There’s one thing I know for sure: if those folks who buy tickets find the whole thing has become a less than satisfying experience, they will not pay for seats. Everybody in charge at Arrowhead understands that.
That’s why there’s a lot of internal pressure to make sure this team gets turned around and turned around correctly.
That’s why I think it’s folly for fans to jump ship now. Have some patience; there’s something building here that if given time will provide a big payoff.
From Josh: ” I have lived with the pride and degradation of being a Chiefs fan all my life. My heart bleeds red and gold. But I am hearing some sick rumor about how the Chiefs are going to trade their first-round draft pick for Chad Pennington and Laveranues Coles. We are already the oldest team in the league. What do we need a couple of old broken Jets for? Someone please tell me it isn’t true.”
Josh, it isn’t true. I would never discount the possibility that a Pennington or Coles might roll through Arrowhead, but it won’t be at the cost of a first-round draft choice. It would come only if the Jets released them and were street free agents looking for work.
Even then, they would not fit the direction Herm Edwards wants to go. He wants to build this team with homegrown Chiefs, not mercenaries looking for a paycheck, even if he should happen to have a history with those players.
From Gordon: Why does it matter whether a player is young or old? Doesn’t it really matter only if he can play or not?
Gordon, yours is the shortest e-mail I’ve received in months and maybe the most profound. Age is a relative thing in all facets of life. The older we are, the more experiences we’ve had and maybe we’ve learned to make up for what we might lack in other areas.
There are a lot of young players who can’t play, no question. There are a lot of older players who can still get the job done; that’s a fact. When Herm Edwards says he wants to get younger it’s with the understanding that younger isn’t necessarily always better.

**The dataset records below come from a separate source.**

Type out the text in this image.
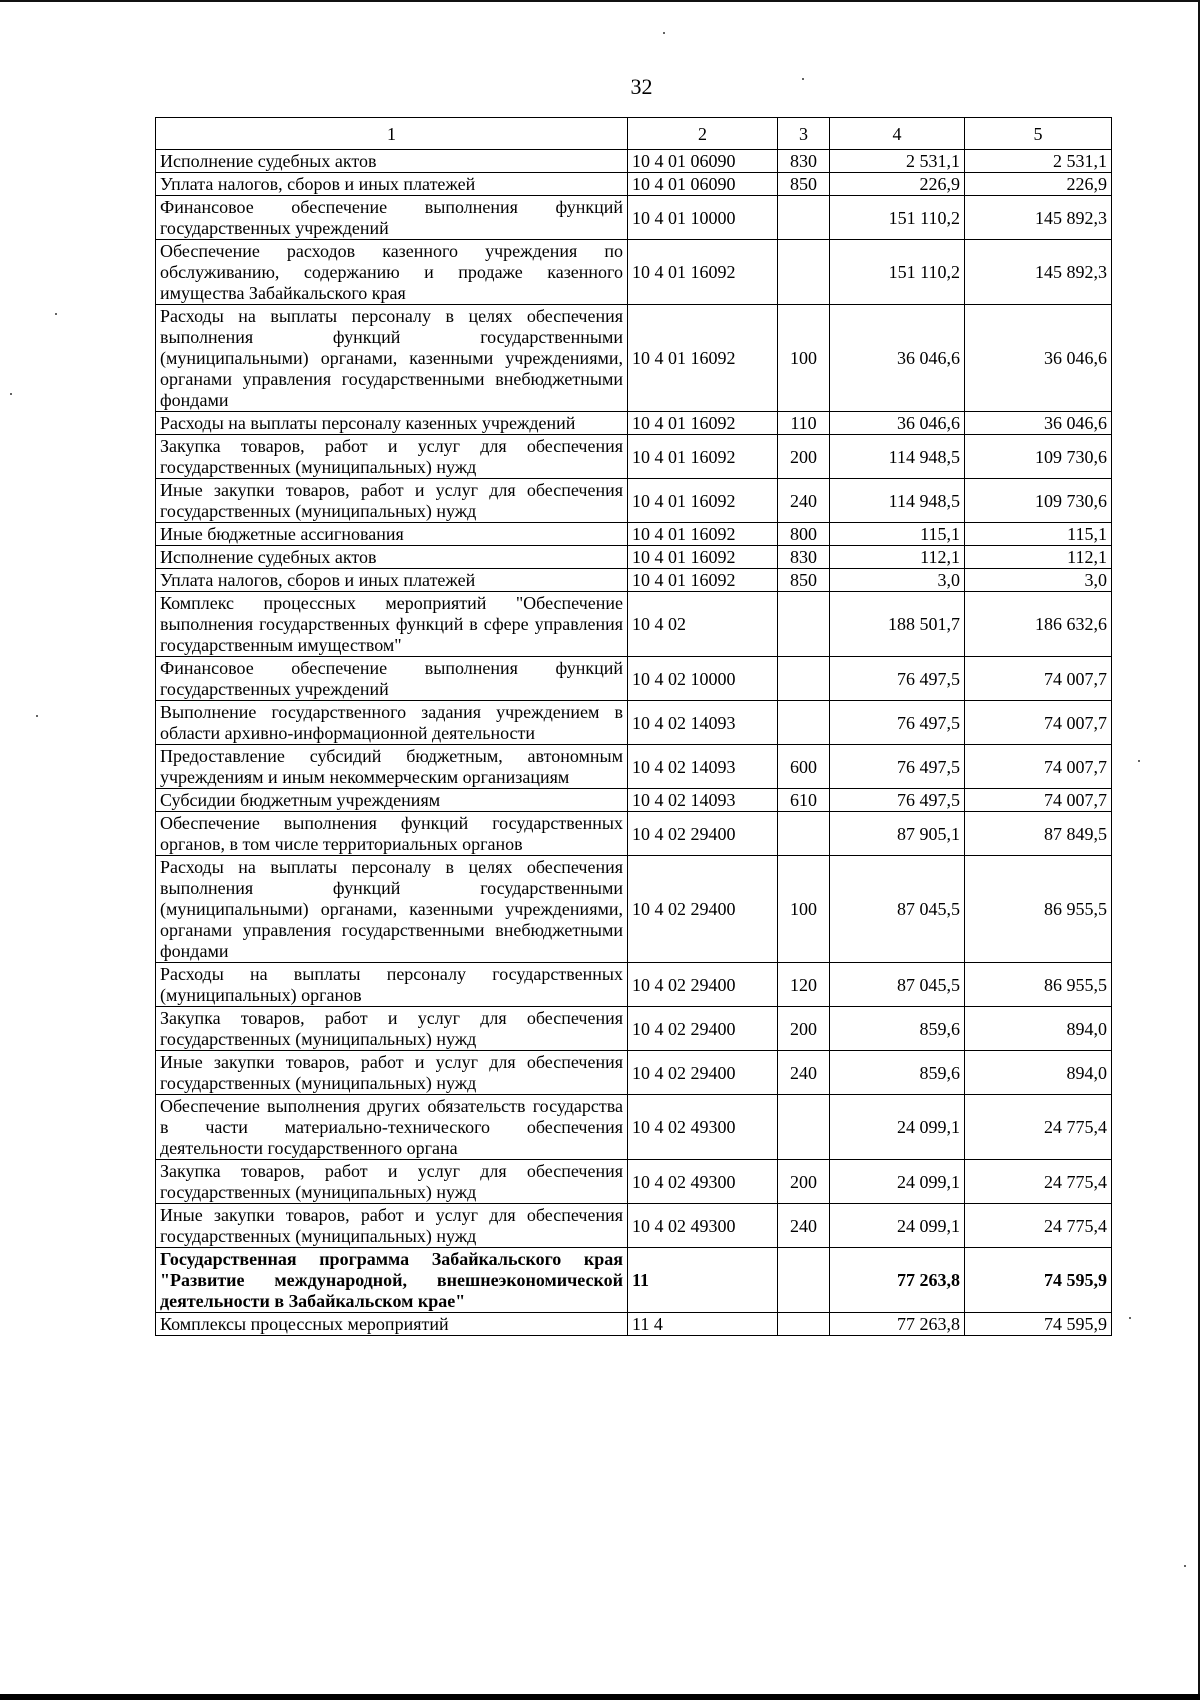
32
1	2	3	4	5
Исполнение судебных актов	10 4 01 06090	830	2 531,1	2 531,1
Уплата налогов, сборов и иных платежей	10 4 01 06090	850	226,9	226,9
Финансовое обеспечение выполнения функций государственных учреждений	10 4 01 10000		151 110,2	145 892,3
Обеспечение расходов казенного учреждения по обслуживанию, содержанию и продаже казенного имущества Забайкальского края	10 4 01 16092		151 110,2	145 892,3
Расходы на выплаты персоналу в целях обеспечения выполнения функций государственными (муниципальными) органами, казенными учреждениями, органами управления государственными внебюджетными фондами	10 4 01 16092	100	36 046,6	36 046,6
Расходы на выплаты персоналу казенных учреждений	10 4 01 16092	110	36 046,6	36 046,6
Закупка товаров, работ и услуг для обеспечения государственных (муниципальных) нужд	10 4 01 16092	200	114 948,5	109 730,6
Иные закупки товаров, работ и услуг для обеспечения государственных (муниципальных) нужд	10 4 01 16092	240	114 948,5	109 730,6
Иные бюджетные ассигнования	10 4 01 16092	800	115,1	115,1
Исполнение судебных актов	10 4 01 16092	830	112,1	112,1
Уплата налогов, сборов и иных платежей	10 4 01 16092	850	3,0	3,0
Комплекс процессных мероприятий "Обеспечение выполнения государственных функций в сфере управления государственным имуществом"	10 4 02		188 501,7	186 632,6
Финансовое обеспечение выполнения функций государственных учреждений	10 4 02 10000		76 497,5	74 007,7
Выполнение государственного задания учреждением в области архивно-информационной деятельности	10 4 02 14093		76 497,5	74 007,7
Предоставление субсидий бюджетным, автономным учреждениям и иным некоммерческим организациям	10 4 02 14093	600	76 497,5	74 007,7
Субсидии бюджетным учреждениям	10 4 02 14093	610	76 497,5	74 007,7
Обеспечение выполнения функций государственных органов, в том числе территориальных органов	10 4 02 29400		87 905,1	87 849,5
Расходы на выплаты персоналу в целях обеспечения выполнения функций государственными (муниципальными) органами, казенными учреждениями, органами управления государственными внебюджетными фондами	10 4 02 29400	100	87 045,5	86 955,5
Расходы на выплаты персоналу государственных (муниципальных) органов	10 4 02 29400	120	87 045,5	86 955,5
Закупка товаров, работ и услуг для обеспечения государственных (муниципальных) нужд	10 4 02 29400	200	859,6	894,0
Иные закупки товаров, работ и услуг для обеспечения государственных (муниципальных) нужд	10 4 02 29400	240	859,6	894,0
Обеспечение выполнения других обязательств государства в части материально-технического обеспечения деятельности государственного органа	10 4 02 49300		24 099,1	24 775,4
Закупка товаров, работ и услуг для обеспечения государственных (муниципальных) нужд	10 4 02 49300	200	24 099,1	24 775,4
Иные закупки товаров, работ и услуг для обеспечения государственных (муниципальных) нужд	10 4 02 49300	240	24 099,1	24 775,4
Государственная программа Забайкальского края "Развитие международной, внешнеэкономической деятельности в Забайкальском крае"	11		77 263,8	74 595,9
Комплексы процессных мероприятий	11 4		77 263,8	74 595,9
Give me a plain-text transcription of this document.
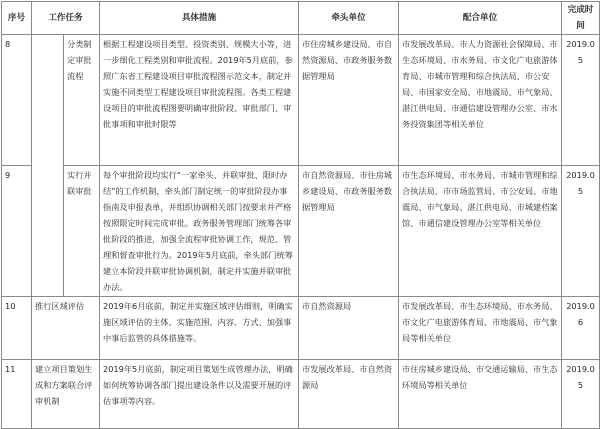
序号	工作任务		具体措施	牵头单位	配合单位	完成时间
8		分类制定审批流程	根据工程建设项目类型、投资类别、规模大小等，进一步细化工程类别和审批流程。2019年5月底前，参照广东省工程建设项目审批流程图示范文本，制定并实施不同类型工程建设项目审批流程图。各类工程建设项目的审批流程图要明确审批阶段、审批部门、审批事项和审批时限等	市住房城乡建设局、市自然资源局、市政务服务数据管理局	市发展改革局、市人力资源社会保障局、市生态环境局、市水务局、市文化广电旅游体育局、市城市管理和综合执法局、市公安局、市国家安全局、市地震局、市气象局、湛江供电局、市通信建设管理办公室、市水务投资集团等相关单位	2019.05
9		实行并联审批	每个审批阶段均实行“一家牵头、并联审批、限时办结”的工作机制，牵头部门制定统一的审批阶段办事指南及申报表单，并组织协调相关部门按要求并严格按照限定时间完成审批。政务服务管理部门统筹各审批阶段的推进，加强全流程审批协调工作，规范、管理和督查审批行为。2019年5月底前，牵头部门统筹建立本阶段并联审批协调机制，制定并实施并联审批办法。	市自然资源局、市住房城乡建设局、市政务服务数据管理局	市生态环境局、市水务局、市城市管理和综合执法局、市市场监管局、市公安局、市地震局、市气象局、湛江供电局、市城建档案馆、市通信建设管理办公室等相关单位	2019.05
10	推行区域评估		2019年6月底前，制定并实施区域评估细则，明确实施区域评估的主体、实施范围、内容、方式、加强事中事后监管的具体措施等。	市自然资源局	市发展改革局、市生态环境局、市水务局、市文化广电旅游体育局、市地震局、市气象局等相关单位	2019.06
11	建立项目策划生成和方案联合评审机制		2019年5月底前，制定项目策划生成管理办法，明确如何统筹协调各部门提出建设条件以及需要开展的评估事项等内容。	市发展改革局、市自然资源局	市住房城乡建设局、市交通运输局、市生态环境局等相关单位	2019.05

But the question of age cannot be ignored in the NFL. This year the Chiefs have seen the productivity of a number of their older players drop off the grid completely. For examples, take John Welbourn and Jason Dunn. The move of Welbourn to right guard after playing the last few years at tackle was pegged as a positive way to replace the retired Will Shields.
Welbourn came into the league playing guard and his talents are better suited for the position. Dunn has been among the best blocking tight ends in the league in this decade.
Both players have had disastrous seasons. Welbourn has struggled for 15 games. Dunn’s productivity as a blocker has dropped considerably. It’s two of the major factors that have the Chiefs last in the NFL in rushing.
Welbourn is 31 and Dunn is 34. It’s hard to see them playing beyond Sunday’s game against the Jets. They certainly will not play any more games for the Chiefs.
Edwards wants a younger team, guys that have talent and a future. And, he’s willing to put his job on the line for it, because young players make mistakes. That sometimes can cost a team a game. That’s why many coaches are reluctant to put young players on the field. Herm is willing to put up with the mistakes, as long as they lead the player to better performances through his experience.
A younger roster will stay together longer, and that’s important as well for Edwards; he constantly talks of building a team that will stand the test of time, not just challenge one year and fade away the next.
Now understand this, he doesn’t want a roster of nothing but 22-year olds. He’d like something close to what the Green Bay Packers have right now. The Packers started the season as the youngest team in the league, despite the fact their quarterback is 38, their starting tackles are 30 and 31 and their starting cornerbacks are 31 and 33.
That combination seems to be working pretty well for the Packers right now.